Raconterais-je la suite de mes relations avec cette dame? Pourquoi pas?
Indépendamment de ce qu'elles sont honorables pour cette artiste, elles
ont un caractère romanesque assez singulier pour qu'un Molière ou un
Marivaux du vaudeville en fasse son profit.

Revenu de Naples depuis plus de dix-huit mois, et n'ayant pas entendu parler de ce camée, je regardais mon argent comme perdu, et je n'y pensais plus, quand je reçus avec une petite boîte une lettre écrite en italien, et conçue à peu près en ces termes: «Que pensez-vous de moi, Monsieur? Vous avoir fait attendre plus d'un an un travail dont j'avais reçu le prix! Voici l'explication de ce fait. Votre camée, exécuté sur la pierre que vous avez choisie, était fini; je me disposais à vous l'envoyer quand il m'a été volé. Jugez de mon chagrin. Quel remède à cela? En faire un autre. Vous trouverez dans la boîte jointe à cette lettre un second portrait que je vous prie d'agréer en échange de celui que je vous devais, et dont vous auriez été satisfait, j'en suis certaine.

«Maria-Theresa TALANI.»

J'y trouvai en effet un camée bien empaqueté dans du coton. La pierre en était moins belle que la première; la ressemblance y était moins exacte; mais en pareille circonstance on n'y regarde pas de si près. Je le donnai à qui il appartenait.

Deux ans après, ce camée dormait encore dans le coton, quand quelqu'un remit à ma femme, de la part d'une dame qu'elle avait connue dans son enfance, et que depuis elle avait perdue de vue, un camée à peu près semblable. «Si vous y trouvez la ressemblance que j'y trouve, il vous appartient», lui fit-elle dire par l'ami commun qu'elle avait chargé de cette commission.

Ce camée, signé Talani, était en effet le mien. Comment avait-il passé dans les mains de Mme Marmont, aujourd'hui duchesse de Raguse, car c'est elle qui le rendait si gracieusement à sa première destination? Voici ce que m'a raconté à ce sujet ce pauvre Allard en nous le remettant.

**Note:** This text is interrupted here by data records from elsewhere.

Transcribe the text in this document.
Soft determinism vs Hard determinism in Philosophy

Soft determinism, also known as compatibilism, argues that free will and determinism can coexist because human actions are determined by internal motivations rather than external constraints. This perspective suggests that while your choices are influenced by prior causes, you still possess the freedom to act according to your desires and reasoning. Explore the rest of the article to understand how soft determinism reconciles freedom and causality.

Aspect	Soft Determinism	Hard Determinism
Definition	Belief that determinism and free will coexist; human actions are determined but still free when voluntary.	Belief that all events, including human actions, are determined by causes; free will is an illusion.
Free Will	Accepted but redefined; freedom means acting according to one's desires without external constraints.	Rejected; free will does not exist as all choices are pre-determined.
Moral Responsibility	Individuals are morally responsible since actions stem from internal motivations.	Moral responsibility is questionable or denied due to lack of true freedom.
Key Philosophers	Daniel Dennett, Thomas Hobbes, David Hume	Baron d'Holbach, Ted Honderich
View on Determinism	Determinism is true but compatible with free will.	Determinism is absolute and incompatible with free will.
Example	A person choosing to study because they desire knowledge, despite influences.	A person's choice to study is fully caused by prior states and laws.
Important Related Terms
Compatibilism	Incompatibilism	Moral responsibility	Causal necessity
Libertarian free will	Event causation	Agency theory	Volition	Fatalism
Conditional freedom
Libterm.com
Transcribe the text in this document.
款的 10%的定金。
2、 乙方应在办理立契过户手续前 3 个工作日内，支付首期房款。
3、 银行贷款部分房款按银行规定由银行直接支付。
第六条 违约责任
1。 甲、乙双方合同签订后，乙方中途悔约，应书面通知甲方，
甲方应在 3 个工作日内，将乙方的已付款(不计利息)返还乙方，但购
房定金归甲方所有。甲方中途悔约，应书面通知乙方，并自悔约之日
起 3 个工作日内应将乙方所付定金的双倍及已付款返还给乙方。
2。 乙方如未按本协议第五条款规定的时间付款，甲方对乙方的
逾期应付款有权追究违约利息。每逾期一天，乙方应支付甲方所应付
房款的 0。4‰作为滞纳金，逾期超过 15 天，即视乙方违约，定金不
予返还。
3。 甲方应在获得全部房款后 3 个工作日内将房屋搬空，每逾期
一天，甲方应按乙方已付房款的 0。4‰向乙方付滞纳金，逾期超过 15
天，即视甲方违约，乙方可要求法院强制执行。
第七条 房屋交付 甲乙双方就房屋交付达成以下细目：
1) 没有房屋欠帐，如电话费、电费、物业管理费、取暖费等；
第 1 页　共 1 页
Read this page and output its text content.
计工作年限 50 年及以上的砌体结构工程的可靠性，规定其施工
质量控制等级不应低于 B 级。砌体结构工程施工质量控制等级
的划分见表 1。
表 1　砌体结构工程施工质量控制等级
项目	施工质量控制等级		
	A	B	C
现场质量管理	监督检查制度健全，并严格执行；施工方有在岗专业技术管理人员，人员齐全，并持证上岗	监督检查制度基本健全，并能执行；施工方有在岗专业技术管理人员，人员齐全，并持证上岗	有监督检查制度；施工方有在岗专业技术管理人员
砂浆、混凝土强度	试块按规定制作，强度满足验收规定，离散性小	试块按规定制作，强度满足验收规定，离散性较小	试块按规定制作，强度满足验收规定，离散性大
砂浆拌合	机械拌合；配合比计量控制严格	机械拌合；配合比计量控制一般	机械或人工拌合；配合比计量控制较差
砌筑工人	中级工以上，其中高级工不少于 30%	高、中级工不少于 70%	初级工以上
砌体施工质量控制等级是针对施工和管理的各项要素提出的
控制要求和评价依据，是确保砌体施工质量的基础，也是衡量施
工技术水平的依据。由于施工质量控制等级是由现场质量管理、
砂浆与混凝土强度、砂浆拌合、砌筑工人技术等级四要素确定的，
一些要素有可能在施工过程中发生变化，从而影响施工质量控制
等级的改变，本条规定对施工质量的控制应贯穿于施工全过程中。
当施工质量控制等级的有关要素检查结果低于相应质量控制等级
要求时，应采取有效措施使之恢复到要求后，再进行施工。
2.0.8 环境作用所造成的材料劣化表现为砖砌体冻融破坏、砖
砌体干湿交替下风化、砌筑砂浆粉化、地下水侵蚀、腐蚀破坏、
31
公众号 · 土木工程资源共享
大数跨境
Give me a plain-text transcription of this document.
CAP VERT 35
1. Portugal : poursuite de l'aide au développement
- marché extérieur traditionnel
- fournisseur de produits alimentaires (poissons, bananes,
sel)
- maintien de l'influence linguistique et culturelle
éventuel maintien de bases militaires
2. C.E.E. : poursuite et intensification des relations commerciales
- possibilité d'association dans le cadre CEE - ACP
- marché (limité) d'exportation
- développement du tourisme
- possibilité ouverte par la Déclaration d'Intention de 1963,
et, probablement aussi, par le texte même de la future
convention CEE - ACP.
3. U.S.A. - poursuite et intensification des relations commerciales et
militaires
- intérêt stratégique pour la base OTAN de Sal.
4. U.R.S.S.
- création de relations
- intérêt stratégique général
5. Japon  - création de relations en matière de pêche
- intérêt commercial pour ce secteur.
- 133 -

Pendant un séjour qu'elle avait fait à Milan, où son mari avait eu le commandement après la bataille de Marengo, Mme Marmont désirant compléter, pour s'en faire un collier, une collection de camées représentant les premiers Césars, et n'en ayant que onze, faisait chercher de tous côtés celui qui lui manquait pour compléter sa douzaine. Un jour on le lui apporte à sa toilette: «Madame, lui dit le brocanteur, voilà votre Titus, ou votre Néron, votre empereur.—Un empereur, cela! dit-elle à Allard; qu'en pensez-vous?—Je pense que c'est un empereur, s'il y en a un qui ressemble à Arnault.—C'est ce que je pense aussi. Tâchez donc de me trouver une autre tête, dit-elle au marchand. Je garde néanmoins celle-ci, mais ce n'est pas pour moi.» On sait le reste.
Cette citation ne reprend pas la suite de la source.